Bernabei is promising the new plaza will be downtown’s "Central Park," with it and the new hotel expected to increase foot traffic. The hotel and plaza need to be finished before Canton and the Hall of Fame host the NFL’s 100th anniversary celebrations in September 2020, officials said.

"We’re going to have a lot more visitors downtown, beginning next year," Gill predicted.

Long-term optimism

If those visitors materialize and current developments continue to do well, downtown Canton may see still more projects, especially apartments and other residential development, which the city now abates in an effort to increase its housing stock and population.

"There are plenty of opportunities with available buildings. It all depends on demand," said John Dodovich, Canton’s chief building official and a local architect.

Coon, who said he will bid for upcoming work on the Hall of Fame Village’s downtown hotel project, said he has eight to 10 properties he’s been holding that he may soon develop.

But if you ask most people, including Coon, what is likely the next big project, they’ll point to the Renkert Building. Ten stories tall and with a narrow front, the Renkert stands across the street from and facing the new plaza, which essentially will be the building’s new front yard. The Renkert is flanked by parking lots, and no other tall buildings obstruct its views of the plaza and much of the rest of downtown.

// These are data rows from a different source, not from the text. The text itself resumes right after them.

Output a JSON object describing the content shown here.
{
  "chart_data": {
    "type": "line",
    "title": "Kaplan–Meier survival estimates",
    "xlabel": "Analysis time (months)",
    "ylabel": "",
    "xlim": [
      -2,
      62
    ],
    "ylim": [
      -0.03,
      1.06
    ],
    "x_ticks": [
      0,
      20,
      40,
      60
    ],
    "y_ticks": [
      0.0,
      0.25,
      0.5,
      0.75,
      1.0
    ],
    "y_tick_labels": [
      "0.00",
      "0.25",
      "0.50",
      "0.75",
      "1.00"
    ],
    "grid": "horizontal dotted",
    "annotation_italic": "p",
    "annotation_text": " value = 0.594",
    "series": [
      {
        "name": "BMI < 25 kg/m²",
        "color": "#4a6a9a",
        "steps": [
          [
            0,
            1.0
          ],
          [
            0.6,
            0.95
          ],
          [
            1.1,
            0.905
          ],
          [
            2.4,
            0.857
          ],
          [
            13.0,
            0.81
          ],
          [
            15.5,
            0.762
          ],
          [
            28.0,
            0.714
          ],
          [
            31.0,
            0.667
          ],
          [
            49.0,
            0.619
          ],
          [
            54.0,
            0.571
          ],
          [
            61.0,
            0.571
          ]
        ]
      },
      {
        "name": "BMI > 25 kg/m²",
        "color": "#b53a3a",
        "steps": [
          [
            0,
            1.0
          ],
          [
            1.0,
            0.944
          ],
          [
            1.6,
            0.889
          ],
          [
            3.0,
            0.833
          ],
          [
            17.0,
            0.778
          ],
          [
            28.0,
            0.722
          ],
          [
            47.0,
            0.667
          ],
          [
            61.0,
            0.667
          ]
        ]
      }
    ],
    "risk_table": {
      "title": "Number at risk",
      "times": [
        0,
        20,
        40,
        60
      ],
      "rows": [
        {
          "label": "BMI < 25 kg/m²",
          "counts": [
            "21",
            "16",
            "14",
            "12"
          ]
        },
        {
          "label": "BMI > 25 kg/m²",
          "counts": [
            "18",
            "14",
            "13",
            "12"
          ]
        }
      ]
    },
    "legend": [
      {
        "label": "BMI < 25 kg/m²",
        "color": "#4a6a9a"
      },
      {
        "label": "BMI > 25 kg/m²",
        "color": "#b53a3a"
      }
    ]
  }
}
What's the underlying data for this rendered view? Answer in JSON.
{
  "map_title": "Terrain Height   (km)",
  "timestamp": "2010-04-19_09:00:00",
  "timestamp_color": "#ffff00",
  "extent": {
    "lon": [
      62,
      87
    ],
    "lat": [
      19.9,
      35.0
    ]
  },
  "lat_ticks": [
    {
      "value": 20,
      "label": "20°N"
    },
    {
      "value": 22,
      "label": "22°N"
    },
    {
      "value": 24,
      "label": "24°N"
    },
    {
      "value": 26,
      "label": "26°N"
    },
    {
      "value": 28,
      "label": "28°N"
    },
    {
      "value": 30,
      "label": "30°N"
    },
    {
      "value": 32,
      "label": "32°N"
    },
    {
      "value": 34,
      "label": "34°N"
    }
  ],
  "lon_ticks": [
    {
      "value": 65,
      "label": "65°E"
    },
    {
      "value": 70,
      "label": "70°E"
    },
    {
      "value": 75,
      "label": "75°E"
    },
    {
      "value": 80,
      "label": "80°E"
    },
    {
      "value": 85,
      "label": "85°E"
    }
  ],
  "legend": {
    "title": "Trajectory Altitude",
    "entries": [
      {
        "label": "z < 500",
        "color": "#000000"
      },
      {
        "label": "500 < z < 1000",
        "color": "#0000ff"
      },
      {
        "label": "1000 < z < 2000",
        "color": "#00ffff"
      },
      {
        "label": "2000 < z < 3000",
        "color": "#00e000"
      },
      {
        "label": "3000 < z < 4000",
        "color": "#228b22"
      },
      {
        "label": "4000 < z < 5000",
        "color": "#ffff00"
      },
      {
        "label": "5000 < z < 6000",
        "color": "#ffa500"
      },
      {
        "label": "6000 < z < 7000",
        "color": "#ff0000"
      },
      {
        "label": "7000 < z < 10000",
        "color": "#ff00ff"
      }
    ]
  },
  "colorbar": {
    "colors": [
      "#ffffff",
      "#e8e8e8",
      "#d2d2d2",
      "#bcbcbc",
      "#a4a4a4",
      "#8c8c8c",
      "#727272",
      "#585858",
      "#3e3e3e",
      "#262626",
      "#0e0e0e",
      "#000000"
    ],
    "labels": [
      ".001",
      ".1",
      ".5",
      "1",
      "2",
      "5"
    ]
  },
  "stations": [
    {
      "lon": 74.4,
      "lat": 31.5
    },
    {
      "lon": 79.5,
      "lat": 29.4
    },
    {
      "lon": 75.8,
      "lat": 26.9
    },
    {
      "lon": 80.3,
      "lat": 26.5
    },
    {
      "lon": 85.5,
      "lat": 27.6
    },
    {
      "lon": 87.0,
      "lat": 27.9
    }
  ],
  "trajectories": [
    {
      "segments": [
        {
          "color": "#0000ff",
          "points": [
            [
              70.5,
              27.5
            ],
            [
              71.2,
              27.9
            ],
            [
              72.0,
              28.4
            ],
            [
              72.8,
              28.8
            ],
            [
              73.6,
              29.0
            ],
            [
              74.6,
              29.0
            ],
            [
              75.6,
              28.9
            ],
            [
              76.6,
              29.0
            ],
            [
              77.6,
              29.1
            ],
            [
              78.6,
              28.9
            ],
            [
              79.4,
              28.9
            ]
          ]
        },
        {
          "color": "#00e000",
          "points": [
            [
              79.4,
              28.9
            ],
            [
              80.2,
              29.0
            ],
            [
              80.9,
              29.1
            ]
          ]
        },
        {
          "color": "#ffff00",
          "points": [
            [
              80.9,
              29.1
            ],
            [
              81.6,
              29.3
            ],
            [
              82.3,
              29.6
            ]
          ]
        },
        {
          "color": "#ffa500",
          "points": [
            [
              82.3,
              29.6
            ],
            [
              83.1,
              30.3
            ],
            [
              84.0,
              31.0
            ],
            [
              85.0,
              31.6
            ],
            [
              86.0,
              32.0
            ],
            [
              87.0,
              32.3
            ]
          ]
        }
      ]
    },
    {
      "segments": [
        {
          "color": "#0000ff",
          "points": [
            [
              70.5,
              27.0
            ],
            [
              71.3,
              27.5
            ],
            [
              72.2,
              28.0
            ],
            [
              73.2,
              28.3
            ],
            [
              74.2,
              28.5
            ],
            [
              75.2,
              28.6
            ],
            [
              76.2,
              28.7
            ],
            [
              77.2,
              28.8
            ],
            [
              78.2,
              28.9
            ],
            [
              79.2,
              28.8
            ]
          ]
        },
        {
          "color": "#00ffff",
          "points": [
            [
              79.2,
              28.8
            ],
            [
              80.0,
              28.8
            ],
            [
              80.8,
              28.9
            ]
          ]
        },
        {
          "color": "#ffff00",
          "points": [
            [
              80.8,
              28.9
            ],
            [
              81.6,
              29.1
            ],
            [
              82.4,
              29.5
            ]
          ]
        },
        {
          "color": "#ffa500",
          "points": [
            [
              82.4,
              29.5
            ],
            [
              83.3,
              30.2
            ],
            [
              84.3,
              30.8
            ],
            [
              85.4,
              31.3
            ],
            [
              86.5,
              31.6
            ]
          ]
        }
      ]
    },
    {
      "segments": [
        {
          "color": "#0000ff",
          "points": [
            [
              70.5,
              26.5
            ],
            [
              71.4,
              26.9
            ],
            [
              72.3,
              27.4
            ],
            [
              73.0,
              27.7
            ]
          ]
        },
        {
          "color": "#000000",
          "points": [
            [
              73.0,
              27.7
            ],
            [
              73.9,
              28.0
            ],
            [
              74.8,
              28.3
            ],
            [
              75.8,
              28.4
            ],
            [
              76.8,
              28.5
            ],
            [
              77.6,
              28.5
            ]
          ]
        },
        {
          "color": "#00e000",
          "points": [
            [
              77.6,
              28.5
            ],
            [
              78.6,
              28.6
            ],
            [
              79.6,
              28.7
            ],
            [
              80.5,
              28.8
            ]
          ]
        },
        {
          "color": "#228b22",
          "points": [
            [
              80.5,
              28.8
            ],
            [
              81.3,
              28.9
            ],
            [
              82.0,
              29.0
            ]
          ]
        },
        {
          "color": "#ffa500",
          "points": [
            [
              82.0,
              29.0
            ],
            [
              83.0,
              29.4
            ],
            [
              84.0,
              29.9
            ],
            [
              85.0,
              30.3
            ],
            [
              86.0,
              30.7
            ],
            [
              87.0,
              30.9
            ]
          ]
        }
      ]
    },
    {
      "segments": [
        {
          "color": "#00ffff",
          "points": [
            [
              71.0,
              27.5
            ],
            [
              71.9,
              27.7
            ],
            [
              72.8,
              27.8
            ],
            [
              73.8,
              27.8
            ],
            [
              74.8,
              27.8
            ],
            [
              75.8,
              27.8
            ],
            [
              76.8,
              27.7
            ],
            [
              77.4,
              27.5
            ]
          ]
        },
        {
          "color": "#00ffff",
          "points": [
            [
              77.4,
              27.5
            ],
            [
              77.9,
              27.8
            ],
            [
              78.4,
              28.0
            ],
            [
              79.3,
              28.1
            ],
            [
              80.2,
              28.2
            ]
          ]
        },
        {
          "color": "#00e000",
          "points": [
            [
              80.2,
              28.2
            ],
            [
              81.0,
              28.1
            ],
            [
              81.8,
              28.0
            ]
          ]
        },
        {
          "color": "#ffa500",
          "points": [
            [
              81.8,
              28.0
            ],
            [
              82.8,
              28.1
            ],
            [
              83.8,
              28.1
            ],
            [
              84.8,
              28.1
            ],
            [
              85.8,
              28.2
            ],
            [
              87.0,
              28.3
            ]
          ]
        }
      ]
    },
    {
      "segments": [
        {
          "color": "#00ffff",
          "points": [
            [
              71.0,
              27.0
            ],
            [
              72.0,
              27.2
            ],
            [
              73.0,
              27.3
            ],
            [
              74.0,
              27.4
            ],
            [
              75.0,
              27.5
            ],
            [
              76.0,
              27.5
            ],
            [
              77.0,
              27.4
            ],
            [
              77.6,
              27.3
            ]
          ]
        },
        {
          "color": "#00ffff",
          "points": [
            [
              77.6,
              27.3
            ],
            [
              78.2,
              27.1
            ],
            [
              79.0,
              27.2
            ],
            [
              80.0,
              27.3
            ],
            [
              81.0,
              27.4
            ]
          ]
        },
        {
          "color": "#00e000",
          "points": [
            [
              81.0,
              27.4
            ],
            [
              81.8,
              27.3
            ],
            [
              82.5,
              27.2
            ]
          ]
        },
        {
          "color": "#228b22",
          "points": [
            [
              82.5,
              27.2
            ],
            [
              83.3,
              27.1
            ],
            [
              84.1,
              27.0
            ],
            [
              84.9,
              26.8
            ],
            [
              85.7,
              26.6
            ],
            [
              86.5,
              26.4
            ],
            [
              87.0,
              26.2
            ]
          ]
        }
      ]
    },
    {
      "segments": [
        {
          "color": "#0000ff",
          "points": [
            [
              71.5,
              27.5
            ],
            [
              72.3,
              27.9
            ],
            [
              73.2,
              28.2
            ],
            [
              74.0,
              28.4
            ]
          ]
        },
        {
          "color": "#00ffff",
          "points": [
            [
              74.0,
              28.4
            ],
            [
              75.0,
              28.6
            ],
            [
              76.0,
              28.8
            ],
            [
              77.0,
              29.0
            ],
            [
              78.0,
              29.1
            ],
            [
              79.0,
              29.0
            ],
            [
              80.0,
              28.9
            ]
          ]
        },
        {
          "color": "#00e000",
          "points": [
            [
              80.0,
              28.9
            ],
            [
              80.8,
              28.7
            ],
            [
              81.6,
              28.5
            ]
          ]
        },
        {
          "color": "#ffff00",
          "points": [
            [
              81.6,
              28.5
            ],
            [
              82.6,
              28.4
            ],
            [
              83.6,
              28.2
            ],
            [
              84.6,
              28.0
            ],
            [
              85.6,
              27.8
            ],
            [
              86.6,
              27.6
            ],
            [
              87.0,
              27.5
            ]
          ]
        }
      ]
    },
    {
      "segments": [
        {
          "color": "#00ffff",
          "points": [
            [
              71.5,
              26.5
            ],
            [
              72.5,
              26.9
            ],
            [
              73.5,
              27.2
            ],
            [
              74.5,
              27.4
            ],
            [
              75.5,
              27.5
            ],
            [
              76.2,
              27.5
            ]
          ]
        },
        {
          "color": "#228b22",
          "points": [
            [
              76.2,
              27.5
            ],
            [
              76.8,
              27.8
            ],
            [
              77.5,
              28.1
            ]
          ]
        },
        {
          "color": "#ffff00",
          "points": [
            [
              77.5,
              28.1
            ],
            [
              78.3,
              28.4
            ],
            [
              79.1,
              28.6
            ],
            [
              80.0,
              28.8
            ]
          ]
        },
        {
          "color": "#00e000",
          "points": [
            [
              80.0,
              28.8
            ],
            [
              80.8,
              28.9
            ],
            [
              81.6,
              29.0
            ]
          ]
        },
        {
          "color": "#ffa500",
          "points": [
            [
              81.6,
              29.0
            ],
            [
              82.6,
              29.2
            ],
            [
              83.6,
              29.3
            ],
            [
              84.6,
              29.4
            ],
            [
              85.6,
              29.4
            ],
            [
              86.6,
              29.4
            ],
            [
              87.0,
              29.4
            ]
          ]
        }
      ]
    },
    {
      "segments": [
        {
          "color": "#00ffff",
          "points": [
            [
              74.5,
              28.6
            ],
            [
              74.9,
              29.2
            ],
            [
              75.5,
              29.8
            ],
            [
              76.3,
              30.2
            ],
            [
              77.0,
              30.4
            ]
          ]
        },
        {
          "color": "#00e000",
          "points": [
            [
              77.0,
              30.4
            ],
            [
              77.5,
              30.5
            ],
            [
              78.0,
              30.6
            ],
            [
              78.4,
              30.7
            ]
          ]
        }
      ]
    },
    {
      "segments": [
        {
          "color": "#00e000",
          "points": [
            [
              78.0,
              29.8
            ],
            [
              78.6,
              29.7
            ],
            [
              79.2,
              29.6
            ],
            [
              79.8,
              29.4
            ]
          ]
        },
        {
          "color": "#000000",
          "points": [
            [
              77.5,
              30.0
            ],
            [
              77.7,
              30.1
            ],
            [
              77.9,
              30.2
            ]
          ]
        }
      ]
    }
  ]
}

The Downtown Canton Land Bank purchased the building at the end of 2017, and Gill has high hopes for it.

"When we’re talking about the development of Centennial Plaza, that certainly puts the Renkert Building into play," he said. "We hope to hear something very soon in terms of some development prospects there. If that whole block gets redone, it’s really going to be a game-changer for downtown."

Coon predicted the Hercules project also will take on another phase of its development and that more apartments may be carved out of other downtown buildings in the next year or two.

"I think Canton’s probably got an opportunity for three or four hundred more residences downtown," said Coon. "And I think myself and others will fill that void over the next three to five years."